I have not been out much. Adelina went back home, as one would say, to spend her holidays with her mother. She cultivates this tranquil, bourgeois habit of going home for a fortnight (the third week she reserves for us, as we agreed, not the entire week but the odd day here and there) to a village where she was either born or brought up. She gets back to her roots, as that man would say who, after being set down on the moon or Mars to live and work, returns to earth for a holiday or simply to readapt (if worth
his while) to customs here and bring himself up to date with the ways and passing convictions of the inhabitants of this third planet of the solar system, counting from the one closest to the sun to the one farthest away. In short, back to earth. Summer is over and I am alone. It is still easy to find parking space, the gutters can be seen again, the streets seem to have regained their appearance of old, the traffic moves without difficulty. But I am alone.
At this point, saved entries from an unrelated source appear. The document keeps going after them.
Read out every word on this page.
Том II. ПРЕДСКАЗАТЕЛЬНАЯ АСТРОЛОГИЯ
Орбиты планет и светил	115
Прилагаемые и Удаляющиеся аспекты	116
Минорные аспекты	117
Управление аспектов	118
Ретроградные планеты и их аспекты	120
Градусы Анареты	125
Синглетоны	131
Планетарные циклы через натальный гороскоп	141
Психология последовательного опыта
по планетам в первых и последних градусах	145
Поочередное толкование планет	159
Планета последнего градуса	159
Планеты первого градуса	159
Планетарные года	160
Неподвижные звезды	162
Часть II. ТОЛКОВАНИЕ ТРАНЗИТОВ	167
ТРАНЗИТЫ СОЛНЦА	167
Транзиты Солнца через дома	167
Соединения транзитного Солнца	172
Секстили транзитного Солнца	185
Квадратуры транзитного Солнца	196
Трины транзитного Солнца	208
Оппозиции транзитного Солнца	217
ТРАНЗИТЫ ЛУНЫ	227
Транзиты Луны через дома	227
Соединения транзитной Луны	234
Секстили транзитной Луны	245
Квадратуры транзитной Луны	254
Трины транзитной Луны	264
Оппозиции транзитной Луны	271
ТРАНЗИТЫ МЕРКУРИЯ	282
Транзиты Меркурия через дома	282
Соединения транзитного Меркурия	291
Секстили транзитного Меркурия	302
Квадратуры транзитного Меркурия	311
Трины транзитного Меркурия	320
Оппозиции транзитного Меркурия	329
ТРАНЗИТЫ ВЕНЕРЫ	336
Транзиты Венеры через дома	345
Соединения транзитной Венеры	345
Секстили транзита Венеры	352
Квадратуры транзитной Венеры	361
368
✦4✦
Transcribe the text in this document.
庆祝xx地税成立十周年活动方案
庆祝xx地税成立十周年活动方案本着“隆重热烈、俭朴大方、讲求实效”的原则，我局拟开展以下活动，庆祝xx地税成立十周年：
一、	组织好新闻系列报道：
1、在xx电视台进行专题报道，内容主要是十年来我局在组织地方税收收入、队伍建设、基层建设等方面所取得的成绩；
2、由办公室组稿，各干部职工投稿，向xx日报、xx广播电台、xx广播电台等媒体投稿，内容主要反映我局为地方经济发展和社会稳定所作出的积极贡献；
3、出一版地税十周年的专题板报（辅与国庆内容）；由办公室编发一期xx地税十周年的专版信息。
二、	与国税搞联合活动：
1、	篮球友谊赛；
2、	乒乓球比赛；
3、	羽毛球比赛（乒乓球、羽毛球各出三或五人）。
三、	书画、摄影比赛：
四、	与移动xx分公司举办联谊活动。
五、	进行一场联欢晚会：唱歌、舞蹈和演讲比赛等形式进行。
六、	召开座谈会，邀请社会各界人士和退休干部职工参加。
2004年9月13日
Nearly all of my friends are away. Some said goodbye. Others not even that. And why should they? Carmo and Sandra are probably in the Algarve, or were they heading for Spain? I’ve forgotten. Chico is still infatuated with an English dancer appearing at the Casino in Estoril, and no one sees him these days. He calls me now and then to brag. As for Ana and Francisco (it is easier for me to refer to the other Francisco as Chico), I get the impression their affair is cooling off. Probably no bad thing. They gave everything they had, perhaps convinced that in this way they would satisfy those forever vague precepts about love, and prove to friends and acquaintances that they took their affair seriously. And it was serious. It continues to be serious but different. They still go around holding hands, but this is a role they learned to play, which an appreciative audience once acclaimed, but now all they can expect is the occasional handclap. I can sense their disquiet, how anxious they are to keep up the pretense, to smile as they put a brave face on things, and my heart goes out to them. I think of them with affection and put it in writing. As for Antonio, he has not been seen ever since that disastrous scene (or episode) of the canvas covered in black paint, which I alone knew was hiding a portrait I had been unable to finish. I would like to see him, to talk to him. There is probably a masochistic streak in my nature. At this moment (just at this moment, for I am sure to change my mind almost immediately) I would like to hand him these written pages. Perhaps to take my revenge, perhaps to throw down the gauntlet once more. A challenge I might lose, but the gesture itself would ensure me some kind of irrefutable victory. Of this I am convinced.